Jesus left the glory of heaven to rescue us. He gave up the use of his power, knowledge and comfort to come to earth. We had nothing of value to offer him, but it was his love for us that brought him here. When God looked at mankind, he erased the price tag reading sinful and rewrote on it the word “loved.” Jesus came to this world, was born, grew up, experienced hot and cold, hunger and thirst, even hatred, betrayal and death all to restore our relationship with him. He valued each one of us so much and it is that same love that he has placed into our hearts.
This love of Jesus that valued your life more than his own has changed you forever. Carbon can also be changed into something that lasts forever. Diamonds are made of pure carbon. The same carbon that makes up most of your charcoal briquettes or the graphite in pencils, but the process is very difficult to make carbon form diamonds, taking tremendous pressure and heat. Jesus walked a difficult path to make you and I what we are. Through his perfect obedience to God’s law, his innocent suffering, death and resurrection, Jesus brought you forgiveness and eternal life. It was a path so difficult only he could walk it; a process that literally kills everyone else who tries.
Therefore, we are a new creation by grace alone. And as this new creation, filled with the love of Christ and eager to imitate his love, Jesus wants us to be like Carbon. Carbon forms more relationships with its fellow elements than any other. It is not a prideful or presumptuous element, instead it looks to bond with as many other elements as it can. It is always looking for a new way to form connections and share its energy. It is also an essential element for life.
As believers, make connections with one another. Actively strengthen old bonds you have with one another and seek out new ways to form connections with those you don’t know so well. Do all of this by valuing others needs above your own. In love, share the life-giving message of Jesus to remind one another of the hope you have and to give hope to those who have none. Do all of this because you want to imitate the love of Jesus.

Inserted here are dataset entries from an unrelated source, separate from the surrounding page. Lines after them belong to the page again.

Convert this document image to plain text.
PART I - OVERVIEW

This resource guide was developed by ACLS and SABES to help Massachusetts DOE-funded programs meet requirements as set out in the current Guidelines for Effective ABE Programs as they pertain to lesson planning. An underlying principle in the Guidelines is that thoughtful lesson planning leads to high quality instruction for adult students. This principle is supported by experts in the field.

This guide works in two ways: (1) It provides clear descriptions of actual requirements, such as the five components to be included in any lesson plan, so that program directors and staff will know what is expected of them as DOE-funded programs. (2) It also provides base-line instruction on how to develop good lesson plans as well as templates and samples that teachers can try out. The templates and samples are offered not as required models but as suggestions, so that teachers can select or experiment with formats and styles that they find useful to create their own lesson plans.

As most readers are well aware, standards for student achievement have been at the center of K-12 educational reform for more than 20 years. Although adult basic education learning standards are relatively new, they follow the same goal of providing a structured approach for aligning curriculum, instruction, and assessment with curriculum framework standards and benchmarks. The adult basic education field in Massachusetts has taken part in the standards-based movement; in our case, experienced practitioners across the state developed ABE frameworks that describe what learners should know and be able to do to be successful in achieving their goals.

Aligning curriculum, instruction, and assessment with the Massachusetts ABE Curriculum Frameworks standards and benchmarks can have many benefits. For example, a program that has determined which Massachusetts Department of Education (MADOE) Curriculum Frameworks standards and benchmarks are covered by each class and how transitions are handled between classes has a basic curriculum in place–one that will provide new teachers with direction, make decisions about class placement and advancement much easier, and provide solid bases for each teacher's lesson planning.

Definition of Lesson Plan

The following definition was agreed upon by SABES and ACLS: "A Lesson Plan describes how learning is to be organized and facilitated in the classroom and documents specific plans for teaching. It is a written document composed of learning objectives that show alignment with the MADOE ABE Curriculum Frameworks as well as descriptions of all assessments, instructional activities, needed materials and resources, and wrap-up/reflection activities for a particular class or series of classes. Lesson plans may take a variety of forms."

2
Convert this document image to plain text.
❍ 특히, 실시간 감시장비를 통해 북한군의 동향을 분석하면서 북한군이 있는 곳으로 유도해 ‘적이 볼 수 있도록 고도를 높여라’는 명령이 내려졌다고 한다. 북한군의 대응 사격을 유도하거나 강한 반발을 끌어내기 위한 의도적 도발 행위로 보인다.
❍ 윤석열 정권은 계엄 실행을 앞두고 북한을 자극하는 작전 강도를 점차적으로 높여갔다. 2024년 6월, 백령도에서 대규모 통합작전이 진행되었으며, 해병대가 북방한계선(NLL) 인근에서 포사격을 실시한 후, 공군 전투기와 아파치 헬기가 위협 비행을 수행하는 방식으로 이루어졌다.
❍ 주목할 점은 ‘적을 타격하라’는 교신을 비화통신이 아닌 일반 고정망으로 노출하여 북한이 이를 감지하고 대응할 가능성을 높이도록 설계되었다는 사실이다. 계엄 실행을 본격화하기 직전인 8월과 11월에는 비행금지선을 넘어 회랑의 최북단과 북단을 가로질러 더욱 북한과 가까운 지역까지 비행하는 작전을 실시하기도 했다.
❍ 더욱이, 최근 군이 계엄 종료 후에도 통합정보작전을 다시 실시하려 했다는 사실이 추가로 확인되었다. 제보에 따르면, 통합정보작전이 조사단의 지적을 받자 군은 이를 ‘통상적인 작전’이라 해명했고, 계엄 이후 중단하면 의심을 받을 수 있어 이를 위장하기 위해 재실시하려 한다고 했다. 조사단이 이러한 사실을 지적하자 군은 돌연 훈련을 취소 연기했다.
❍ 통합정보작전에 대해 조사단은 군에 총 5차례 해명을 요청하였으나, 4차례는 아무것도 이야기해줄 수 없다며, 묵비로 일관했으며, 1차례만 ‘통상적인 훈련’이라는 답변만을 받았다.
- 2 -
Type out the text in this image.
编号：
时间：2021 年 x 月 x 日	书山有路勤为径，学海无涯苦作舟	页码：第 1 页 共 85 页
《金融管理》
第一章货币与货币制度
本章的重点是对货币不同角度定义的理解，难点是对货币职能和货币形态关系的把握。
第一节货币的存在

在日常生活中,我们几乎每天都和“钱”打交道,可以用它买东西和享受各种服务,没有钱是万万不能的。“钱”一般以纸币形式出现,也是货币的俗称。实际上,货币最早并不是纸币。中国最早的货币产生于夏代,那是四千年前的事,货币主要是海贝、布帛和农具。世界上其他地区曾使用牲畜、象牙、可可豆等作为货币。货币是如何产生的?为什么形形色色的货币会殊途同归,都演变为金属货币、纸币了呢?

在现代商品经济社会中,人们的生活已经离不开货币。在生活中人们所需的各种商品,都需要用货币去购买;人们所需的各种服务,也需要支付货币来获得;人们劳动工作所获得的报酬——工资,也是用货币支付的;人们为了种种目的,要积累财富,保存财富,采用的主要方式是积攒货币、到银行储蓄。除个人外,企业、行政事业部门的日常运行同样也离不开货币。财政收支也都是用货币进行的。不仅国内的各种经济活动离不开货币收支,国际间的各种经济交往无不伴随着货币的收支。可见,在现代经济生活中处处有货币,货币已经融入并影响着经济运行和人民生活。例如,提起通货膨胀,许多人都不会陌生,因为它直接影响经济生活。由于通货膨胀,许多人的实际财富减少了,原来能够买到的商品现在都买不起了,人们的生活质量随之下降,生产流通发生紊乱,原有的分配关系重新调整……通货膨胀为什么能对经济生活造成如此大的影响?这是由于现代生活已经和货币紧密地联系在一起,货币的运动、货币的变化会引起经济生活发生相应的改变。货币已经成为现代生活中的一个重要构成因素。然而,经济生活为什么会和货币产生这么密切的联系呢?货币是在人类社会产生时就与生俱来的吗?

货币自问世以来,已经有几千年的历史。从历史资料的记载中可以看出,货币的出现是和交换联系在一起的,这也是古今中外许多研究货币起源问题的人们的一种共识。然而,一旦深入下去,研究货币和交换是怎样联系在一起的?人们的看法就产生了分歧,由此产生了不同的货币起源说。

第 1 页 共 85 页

We have many opportunities to show that we do place a high value on one another. Today at our Voter’s Meeting, we have the chance to make choices about the ministries of Divine Peace. May God be with us as we seek to serve the interests of others above our own. During this coming week, God give you the opportunities and a heart of love to put other’s interests before your own. Father’s care for your families, wives support your husbands, parents teach your children about their Savior, to live as productive members of society and to serve the church. As we continue to meet together for worship, Bible Study and fellowship events let us not be quick to argue or hold grudges, but be kind and honest with one another.
Do all of this out of thanks to our Savior Jesus. He has given us the hope of heaven, where we will live forever shining like diamonds. We will be flawless, filled with love and alive together with all those who put their hope in Jesus, whom God exalted him to the highest place and gave him the name that is above every name, 10 that at the name of Jesus every knee should bow, in heaven and on earth and under the earth, 11 and every tongue acknowledge that Jesus Christ is Lord, to the glory of God the Father. Carbon may be ‘king of the elements,’ but Jesus is the king of all and he has made us his people. Filled with his gracious love and as members of his kingdom, Value One Another. Amen.